When data is not properly curated or updated, it becomes outdated, inconsistent, and potentially unreliable. Data hoarding exacerbates each of these issues — resulting in lower data quality and accuracy — as it becomes exponentially more difficult to maintain, clean, and manage data as it constantly grows within the enterprise over time. Given the recent regulatory focus on data privacy, much of this data are not only pure tech debt but also increase liability for the company.
Analyzing rogue (incomplete, inaccurate, irrelevant, corrupt, incorrectly formatted, or duplicative) data is so problematic that the data science community says that a “rule of 10” applies to it. The rule states that it will cost 10 times more for a data scientist to complete a unit of work when the data is unclean compared with when the data is perfect.
Why Do We Need to Be Concerned About Data Minimization?
An IBM survey found that poor data quality costs the U.S. economy approximately $3.1 trillion annually and that companies are losing up to 12% of their potential revenue due to rogue data within their business processes.
Storing unnecessary data can expose an organization to security and compliance risks and lead to compliance violations, especially under regulations like GDPR or CCPA. This is why these privacy laws have requirements for data minimization. According to the Colorado Privacy Act, the processing of personal data “shall be solely to the extent that the processing is necessary, reasonable, and proportionate to the specific purpose or purposes.” Similar verbiage exists in all other privacy laws. Regardless of where you do business, it is highly likely that at least one, if not many, of these laws apply to your business.
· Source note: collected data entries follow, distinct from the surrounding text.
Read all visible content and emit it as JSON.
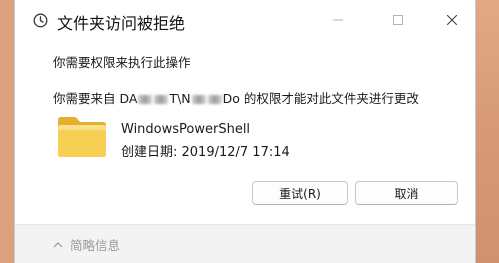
{
  "window": {
    "title": "文件夹访问被拒绝",
    "title_icon": "shield-clock-icon",
    "controls": [
      "minimize-icon",
      "maximize-icon",
      "close-icon"
    ]
  },
  "message": {
    "line1": "你需要权限来执行此操作",
    "line2_prefix": "你需要来自 DA",
    "line2_mid1": "T\\N",
    "line2_mid2": "Do 的权限才能对此文件夹进行更改"
  },
  "item": {
    "icon": "folder-icon",
    "name": "WindowsPowerShell",
    "created": "创建日期: 2019/12/7 17:14"
  },
  "buttons": {
    "retry_label": "重试(R)",
    "cancel_label": "取消"
  },
  "footer": {
    "details_label": "简略信息",
    "details_icon": "chevron-up-icon"
  },
  "colors": {
    "folder": "#f5c842",
    "wallpaper": "#d9a17c"
  }
}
What Is Data Minimization and How Is It Accomplished?
At its foundation, data minimization means adherence to two basic principles: Only collect the data that you actually need to provide your services, and don’t keep data any longer than you need.
To minimize your data, you should do the following:
- Evaluate your data storage processes and align data retention policies and practices with the principles outlined in the various privacy laws that your company is subject to.
- Implement data destruction policies and follow them.
- Use data classification and data discovery tools to scour your current data sets.
- Remove data that hasn’t been accessed for years and that you are storing for no valid business reason.
Adhering to data minimization principles will not only help you remain in compliance with privacy laws, but it will also reduce your attack surface; improve your operational ability to analyze the information you do have; and improve your ability to make data-driven decisions based on current, clean, minimal data.